Orbit Fab UK, the company building satellite refueling stations in orbit, made two announcements today that may open the door for xenon gas refueling.
- Orbit Fab landed a €750,000 ($870,000) ESA contract—as part of the agency’s Advanced Research in Telecommunications Systems (ARTES) program—to work with telecom operators in GEO to integrate xenon refueling technology.
- The company also unveiled its next demo mission, which will build flight heritage for the new high-pressure variant of Orbit Fab UK’s RAFTI refueling hardware supporting xenon fuel.
“We’ve got missions planned for depots, and customers, and shuttles in space for hydrazine.
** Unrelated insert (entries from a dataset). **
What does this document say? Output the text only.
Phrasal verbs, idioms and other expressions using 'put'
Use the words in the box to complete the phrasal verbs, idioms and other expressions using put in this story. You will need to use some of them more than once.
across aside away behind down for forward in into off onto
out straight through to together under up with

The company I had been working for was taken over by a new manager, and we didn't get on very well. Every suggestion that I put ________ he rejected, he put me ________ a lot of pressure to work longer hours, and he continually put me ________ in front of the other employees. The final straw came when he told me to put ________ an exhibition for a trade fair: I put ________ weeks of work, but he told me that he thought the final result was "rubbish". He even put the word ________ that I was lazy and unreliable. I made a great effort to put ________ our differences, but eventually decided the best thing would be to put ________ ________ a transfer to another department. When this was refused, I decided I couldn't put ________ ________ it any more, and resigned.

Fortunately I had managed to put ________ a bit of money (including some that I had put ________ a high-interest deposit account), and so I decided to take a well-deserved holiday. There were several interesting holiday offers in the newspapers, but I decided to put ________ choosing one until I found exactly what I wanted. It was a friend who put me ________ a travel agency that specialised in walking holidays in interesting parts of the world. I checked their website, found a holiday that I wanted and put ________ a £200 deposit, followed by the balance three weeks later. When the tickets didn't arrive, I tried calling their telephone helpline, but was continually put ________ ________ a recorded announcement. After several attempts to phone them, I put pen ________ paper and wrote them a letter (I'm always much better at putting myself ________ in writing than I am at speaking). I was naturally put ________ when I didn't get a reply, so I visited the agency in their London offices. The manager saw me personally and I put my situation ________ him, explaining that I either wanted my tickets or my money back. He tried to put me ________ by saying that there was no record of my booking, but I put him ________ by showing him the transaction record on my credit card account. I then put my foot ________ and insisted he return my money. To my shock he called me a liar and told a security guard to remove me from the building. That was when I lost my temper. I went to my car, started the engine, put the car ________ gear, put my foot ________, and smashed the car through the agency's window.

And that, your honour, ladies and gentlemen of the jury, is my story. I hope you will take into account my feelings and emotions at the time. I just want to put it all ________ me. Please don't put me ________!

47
We can add to that depot a xenon tank, then a xenon shuttle, so we can serve whole new customers,” Jake Geer, managing director of Orbit Fab UK, told Payload. “That’s where we need to be to fuel that thriving in-orbit economy that we all want to see.”
Tele-can do: Orbit Fab’s ESA contract, the company’s first as a prime, tasks it with helping telecom operators retrofit their sats with RAFTI refueling ports. Geer expects these satellites will launch before the end of the decade, after which refueling could come whenever the satellite operators need more juice.
Orbit Fab could refuel sats soon after the machines make their orbit raise to GEO, or at any point in their missions to add more maneuvering budget, increase time on orbit, or provide the final kick necessary to head for a graveyard orbit.
Demo day: In the meantime, Orbit Fab UK is flying a demo mission with its upgraded RAFTI valve. The goal is to make sure that RAFTI’s internal upgrades, including new materials and valve structures, can handle pressurized xenon gas without leaking in microgravity.
The mission, named “Shilling” after a female WW2 engineer who fixed the Spitfire’s fuel system, is scheduled to launch from India in early 2026. Orbit Fab will fly aboard an Exotopic satellite bus, on its “Give Me Some Space!” mission, which will also host payloads from a range of UK startups.
The Exotopic mission has “lots of propulsion people and new types of prop systems,” Geer said. “They’re natural people to work closely with, so there’s partnerships we can form just by being on that mission.”